By Manoj Kumar
NEW DELHI (Reuters) - Inflation is forecast to have risen to uncomfortable levels for policymakers in October due to stubbornly high food prices, adding to the pressure for further interest rate rises despite slowing economic growth.
Data on Tuesday is forecast to show annual consumer inflation at 9.9 percent in October, up slightly from September, and figures on Friday are expected to show wholesale inflation running at an eight-month high of 6.90 percent, according to Reuters polls of economists.
In a more positive sign, factory output is forecast to have risen 3.5 percent in September from a year earlier, much faster than August's 0.6 percent growth.
High consumer inflation, exemplified by a recent hike in onion prices, is a worry for Prime Minister Manmohan Singh's Congress party as it campaigns for five state elections starting in November, a warm up for national elections due by next May.
And the wholesale price measure is forecast to be above the Reserve Bank of India's perceived 5 percent comfort level for a fifth straight month.
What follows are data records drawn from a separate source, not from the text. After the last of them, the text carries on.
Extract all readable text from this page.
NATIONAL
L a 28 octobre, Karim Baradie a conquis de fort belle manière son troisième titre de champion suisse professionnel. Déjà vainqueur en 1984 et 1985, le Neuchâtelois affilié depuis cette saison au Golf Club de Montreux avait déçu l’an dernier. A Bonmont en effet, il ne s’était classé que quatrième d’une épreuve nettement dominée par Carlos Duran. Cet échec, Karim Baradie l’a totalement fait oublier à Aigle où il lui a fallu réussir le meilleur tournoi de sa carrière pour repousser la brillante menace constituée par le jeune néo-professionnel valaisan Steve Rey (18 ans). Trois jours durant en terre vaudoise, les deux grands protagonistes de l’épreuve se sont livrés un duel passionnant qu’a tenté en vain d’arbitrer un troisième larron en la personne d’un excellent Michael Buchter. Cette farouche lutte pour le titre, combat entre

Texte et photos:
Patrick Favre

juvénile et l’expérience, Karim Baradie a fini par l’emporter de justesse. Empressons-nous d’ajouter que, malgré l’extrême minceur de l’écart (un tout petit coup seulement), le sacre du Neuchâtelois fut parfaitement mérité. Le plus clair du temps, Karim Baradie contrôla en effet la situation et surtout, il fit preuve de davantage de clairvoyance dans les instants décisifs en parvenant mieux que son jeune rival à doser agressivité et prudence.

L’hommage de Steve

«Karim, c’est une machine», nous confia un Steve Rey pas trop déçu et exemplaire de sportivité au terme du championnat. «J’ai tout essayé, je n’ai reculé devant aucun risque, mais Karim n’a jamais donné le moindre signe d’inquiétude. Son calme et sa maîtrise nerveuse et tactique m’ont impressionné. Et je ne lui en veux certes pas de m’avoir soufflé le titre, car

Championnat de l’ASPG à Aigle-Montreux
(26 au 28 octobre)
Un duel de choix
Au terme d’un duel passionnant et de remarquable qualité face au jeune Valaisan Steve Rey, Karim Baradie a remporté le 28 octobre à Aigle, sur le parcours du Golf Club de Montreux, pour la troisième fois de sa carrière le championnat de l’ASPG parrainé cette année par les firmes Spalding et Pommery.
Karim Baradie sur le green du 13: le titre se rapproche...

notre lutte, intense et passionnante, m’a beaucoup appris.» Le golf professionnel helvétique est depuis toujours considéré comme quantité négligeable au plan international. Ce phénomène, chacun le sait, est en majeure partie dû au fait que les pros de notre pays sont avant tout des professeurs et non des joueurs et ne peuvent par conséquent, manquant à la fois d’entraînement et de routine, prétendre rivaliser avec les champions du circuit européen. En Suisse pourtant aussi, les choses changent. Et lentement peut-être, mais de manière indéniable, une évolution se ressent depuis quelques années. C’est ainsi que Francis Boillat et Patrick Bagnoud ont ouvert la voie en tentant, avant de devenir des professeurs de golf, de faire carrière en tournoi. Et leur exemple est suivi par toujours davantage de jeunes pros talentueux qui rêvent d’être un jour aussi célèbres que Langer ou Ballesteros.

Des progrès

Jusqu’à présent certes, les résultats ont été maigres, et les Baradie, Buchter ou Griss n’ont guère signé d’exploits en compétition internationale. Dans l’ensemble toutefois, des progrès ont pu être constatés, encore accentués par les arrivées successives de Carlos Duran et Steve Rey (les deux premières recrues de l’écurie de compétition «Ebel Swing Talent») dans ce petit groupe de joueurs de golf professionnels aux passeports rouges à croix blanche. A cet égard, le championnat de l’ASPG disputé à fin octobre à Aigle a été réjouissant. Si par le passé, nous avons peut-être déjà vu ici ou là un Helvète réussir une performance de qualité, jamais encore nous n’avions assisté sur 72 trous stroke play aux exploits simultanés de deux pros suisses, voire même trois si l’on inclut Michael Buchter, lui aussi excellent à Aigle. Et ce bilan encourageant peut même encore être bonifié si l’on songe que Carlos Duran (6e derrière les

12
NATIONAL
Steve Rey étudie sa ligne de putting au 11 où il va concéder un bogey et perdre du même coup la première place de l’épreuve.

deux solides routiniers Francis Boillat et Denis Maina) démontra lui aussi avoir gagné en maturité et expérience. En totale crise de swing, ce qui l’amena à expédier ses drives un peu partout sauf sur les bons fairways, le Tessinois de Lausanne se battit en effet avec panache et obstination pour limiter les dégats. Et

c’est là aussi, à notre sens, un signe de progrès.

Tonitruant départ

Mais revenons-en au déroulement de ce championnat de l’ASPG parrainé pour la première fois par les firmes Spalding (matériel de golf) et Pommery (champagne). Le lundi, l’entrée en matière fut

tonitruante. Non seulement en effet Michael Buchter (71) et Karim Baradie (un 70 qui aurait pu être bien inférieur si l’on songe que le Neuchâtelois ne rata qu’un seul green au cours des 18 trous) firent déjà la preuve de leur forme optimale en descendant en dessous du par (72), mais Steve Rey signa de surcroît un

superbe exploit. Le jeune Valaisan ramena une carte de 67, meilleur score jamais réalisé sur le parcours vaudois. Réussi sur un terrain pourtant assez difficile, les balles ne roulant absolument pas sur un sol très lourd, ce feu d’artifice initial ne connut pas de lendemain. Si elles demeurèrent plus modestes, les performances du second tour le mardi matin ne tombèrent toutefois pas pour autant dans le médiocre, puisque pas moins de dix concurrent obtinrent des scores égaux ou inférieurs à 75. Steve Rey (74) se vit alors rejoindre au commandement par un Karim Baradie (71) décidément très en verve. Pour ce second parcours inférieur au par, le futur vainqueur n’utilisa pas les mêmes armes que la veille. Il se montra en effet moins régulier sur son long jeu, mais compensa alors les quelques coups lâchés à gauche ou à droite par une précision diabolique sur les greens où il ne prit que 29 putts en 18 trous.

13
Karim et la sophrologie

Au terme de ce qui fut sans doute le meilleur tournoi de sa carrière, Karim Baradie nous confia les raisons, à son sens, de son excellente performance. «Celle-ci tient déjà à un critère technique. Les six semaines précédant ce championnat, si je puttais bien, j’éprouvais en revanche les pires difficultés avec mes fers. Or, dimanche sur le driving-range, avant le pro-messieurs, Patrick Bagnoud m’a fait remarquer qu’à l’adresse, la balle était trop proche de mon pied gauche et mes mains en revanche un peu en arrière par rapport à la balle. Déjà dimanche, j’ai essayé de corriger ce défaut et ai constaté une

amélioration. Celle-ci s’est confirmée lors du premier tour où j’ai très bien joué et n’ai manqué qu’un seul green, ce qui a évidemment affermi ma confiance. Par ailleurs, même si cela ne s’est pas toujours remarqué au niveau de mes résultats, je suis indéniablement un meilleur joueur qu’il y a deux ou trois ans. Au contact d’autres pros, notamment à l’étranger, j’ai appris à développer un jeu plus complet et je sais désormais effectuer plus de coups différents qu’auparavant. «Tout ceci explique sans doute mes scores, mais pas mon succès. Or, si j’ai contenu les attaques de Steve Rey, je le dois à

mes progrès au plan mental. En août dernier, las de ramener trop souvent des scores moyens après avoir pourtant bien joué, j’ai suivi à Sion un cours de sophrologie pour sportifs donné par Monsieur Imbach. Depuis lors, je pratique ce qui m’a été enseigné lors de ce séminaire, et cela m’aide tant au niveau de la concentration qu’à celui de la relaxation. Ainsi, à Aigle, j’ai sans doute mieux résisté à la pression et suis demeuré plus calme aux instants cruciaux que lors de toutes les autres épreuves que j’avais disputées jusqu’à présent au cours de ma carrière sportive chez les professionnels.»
The RBI has raised its benchmark lending rate by half a percentage point over the previous two months.
The central bank's next policy review is in mid-December.
"Based on the anticipated growth-inflation dynamics, a further 25 basis point hike in the repo rate in second half of 2013/14 fiscal year can't be ruled out," said Aditi Nayar, an economist at ICRA, the Indian arm of rating agency Moody's.
The government will release the October consumer price index and industrial output around 1200 GMT on Tuesday. The WPI data is due around 0630 GMT on Friday.
SOARING VEGETABLE PRICES
Annual retail food inflation was running at 11.44 percent in September, and analysts say prices of vegetables rose by more than 30 percent in October as supply-chain problems push up prices, despite a good monsoon harvest.
"I expect food inflation to remain elevated and do not believe a good monsoon will have any significant impact on correcting food inflation going ahead," said Anjali Verma an economist at PhillipCapital.
A scheduled monthly increase in diesel prices is also expected to impact consumer inflation.
Some economists fear Asia's third-largest economy is potentially entering a stagflationary-type environment, marked by high inflation but slow growth.
Although an uptick in electricity generation, coal output and exports likely led to a pick-up in industrial output in September, overall economic growth remains subdued.